Here is a pretty good anti-Chase rant that makes a lot of sense.

Summary of changes since the seizure

Even as bad as I thought WaMu was, I would hear an occasional story about a well run branch that people liked. Here is one person who liked their WaMu experience and now hates what it has become with Chase. It has a good summary of what has changed with Chase (story)

Corporate policy: no deposit drop boxes

Customers love the deposit drop box. It is simple and quick and it just works. So why did Chase rip out all of the WaMu deposit drop boxes? Because it is their corporate policy (story)

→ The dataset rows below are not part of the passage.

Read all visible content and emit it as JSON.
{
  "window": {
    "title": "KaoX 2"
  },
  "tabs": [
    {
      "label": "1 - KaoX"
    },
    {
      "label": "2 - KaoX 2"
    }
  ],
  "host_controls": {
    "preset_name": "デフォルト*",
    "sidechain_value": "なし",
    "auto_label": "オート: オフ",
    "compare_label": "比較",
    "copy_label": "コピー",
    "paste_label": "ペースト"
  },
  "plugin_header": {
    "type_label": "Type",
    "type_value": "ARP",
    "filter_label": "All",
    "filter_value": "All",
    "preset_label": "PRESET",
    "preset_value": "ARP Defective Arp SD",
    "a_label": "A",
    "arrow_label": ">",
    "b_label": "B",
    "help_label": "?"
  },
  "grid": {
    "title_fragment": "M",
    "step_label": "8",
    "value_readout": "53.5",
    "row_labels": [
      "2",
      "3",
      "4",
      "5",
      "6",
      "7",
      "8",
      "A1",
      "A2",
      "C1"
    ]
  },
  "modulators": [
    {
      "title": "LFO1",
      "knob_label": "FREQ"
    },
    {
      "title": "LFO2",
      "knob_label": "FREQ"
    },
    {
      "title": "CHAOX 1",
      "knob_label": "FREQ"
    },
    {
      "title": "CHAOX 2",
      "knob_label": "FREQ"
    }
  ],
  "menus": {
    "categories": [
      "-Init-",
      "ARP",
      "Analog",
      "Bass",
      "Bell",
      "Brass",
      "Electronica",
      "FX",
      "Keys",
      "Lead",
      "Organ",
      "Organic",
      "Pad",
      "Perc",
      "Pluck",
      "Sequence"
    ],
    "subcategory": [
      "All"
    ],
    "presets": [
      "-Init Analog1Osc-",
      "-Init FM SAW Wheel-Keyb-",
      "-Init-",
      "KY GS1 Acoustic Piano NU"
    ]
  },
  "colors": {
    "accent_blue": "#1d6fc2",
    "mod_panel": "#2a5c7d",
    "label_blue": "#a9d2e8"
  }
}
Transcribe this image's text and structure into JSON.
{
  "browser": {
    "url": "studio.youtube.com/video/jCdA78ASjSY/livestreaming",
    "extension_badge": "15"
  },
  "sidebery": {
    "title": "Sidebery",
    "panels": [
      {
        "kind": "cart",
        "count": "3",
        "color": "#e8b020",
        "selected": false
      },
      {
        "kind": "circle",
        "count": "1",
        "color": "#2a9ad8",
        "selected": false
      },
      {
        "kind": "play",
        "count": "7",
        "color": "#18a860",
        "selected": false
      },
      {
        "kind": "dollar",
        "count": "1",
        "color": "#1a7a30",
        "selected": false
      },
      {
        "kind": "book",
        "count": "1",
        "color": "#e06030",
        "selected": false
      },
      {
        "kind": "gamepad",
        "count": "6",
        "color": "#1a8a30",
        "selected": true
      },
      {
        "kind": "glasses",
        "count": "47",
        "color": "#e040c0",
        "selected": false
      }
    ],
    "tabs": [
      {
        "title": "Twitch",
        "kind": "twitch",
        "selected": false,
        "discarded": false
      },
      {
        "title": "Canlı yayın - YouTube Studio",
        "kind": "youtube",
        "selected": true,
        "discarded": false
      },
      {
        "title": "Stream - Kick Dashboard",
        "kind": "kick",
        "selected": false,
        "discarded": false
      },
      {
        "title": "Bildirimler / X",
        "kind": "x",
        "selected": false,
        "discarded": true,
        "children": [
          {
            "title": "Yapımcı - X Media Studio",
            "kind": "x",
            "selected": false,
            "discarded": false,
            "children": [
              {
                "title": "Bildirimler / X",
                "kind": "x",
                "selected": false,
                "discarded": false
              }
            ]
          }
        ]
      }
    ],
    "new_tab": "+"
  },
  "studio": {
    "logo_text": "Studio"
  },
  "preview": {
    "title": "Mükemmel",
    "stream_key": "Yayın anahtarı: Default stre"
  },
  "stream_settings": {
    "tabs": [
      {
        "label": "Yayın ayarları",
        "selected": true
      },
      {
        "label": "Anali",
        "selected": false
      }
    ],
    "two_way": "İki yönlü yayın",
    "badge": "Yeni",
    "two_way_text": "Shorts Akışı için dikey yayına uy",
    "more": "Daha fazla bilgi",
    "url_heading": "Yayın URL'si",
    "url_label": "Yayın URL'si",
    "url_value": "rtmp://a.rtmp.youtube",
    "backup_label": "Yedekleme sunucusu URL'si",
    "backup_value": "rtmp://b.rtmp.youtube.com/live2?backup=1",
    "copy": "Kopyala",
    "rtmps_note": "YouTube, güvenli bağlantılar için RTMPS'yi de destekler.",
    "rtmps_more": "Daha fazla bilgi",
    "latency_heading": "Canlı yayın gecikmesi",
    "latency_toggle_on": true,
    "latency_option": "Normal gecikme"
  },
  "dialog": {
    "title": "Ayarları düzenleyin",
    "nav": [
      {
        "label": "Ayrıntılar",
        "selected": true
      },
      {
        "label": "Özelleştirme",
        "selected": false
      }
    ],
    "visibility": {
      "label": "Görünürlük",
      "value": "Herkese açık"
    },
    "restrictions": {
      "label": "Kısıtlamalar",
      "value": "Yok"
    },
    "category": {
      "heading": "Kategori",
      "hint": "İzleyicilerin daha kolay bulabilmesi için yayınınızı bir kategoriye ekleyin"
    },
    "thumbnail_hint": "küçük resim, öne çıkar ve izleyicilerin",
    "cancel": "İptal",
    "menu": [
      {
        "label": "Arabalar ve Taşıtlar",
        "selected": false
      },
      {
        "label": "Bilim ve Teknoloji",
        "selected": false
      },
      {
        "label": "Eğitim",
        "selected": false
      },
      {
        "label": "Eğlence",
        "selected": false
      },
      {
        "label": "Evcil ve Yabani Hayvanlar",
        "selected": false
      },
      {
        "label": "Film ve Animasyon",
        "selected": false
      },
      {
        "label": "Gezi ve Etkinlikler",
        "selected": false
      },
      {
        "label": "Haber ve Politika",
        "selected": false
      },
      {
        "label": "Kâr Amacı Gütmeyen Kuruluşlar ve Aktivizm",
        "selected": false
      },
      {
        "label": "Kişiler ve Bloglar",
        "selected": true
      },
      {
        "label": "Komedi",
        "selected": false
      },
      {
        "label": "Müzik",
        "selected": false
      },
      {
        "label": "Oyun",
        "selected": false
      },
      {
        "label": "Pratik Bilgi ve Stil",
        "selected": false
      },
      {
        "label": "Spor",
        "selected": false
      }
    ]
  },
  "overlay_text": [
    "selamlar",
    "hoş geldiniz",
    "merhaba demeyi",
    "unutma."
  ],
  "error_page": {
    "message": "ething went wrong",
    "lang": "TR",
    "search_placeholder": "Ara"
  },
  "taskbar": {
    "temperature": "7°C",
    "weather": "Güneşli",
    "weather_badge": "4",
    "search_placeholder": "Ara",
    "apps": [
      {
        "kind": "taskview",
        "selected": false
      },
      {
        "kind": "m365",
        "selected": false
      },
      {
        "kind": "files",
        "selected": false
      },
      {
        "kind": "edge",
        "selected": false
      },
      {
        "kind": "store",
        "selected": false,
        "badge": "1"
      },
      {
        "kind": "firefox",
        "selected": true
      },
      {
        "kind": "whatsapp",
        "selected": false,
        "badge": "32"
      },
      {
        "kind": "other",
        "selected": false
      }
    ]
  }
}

Turn off overdraft protection

story in yesterday’s NPR Marketplace claims that banks are racheting up debit card fees to make up for lost revenue from credit card fees. Among the big fee generators is overdraft protection, something that comes enabled for most new checking acocunts and generates about $38 Billion a year for banks. The story also claims that many banks do not allow you to turn off overdraft protection. According to Chase’s checking account disclosure, you CAN turn it off but you must visit a branch or put the request in writing. Our most important tip to Chase customers is TURN OFF AUTOMATIC OVERDRAFT PROTECTION! It will bit you sooner or later.

Loan fee for a loan WaMu doesn’t offer

In a similar story, WaMu took a customers loan application fee even though they didn’t offer the type of loan the person wanted. They refused to refund the money until reporters started asking questions.

Reflect on WaMu’s seizure

This fridary 9/25 is the one year anniversary of WaMu’s seizure by the FDIC and sale to JP Morgan Chase. This is a good time to reflect on whether things have gotten better or worse under Chase than they were under WaMu. In the past year I haven’t heard a single story about a WaMu customer being pleased that their bank is now Chase.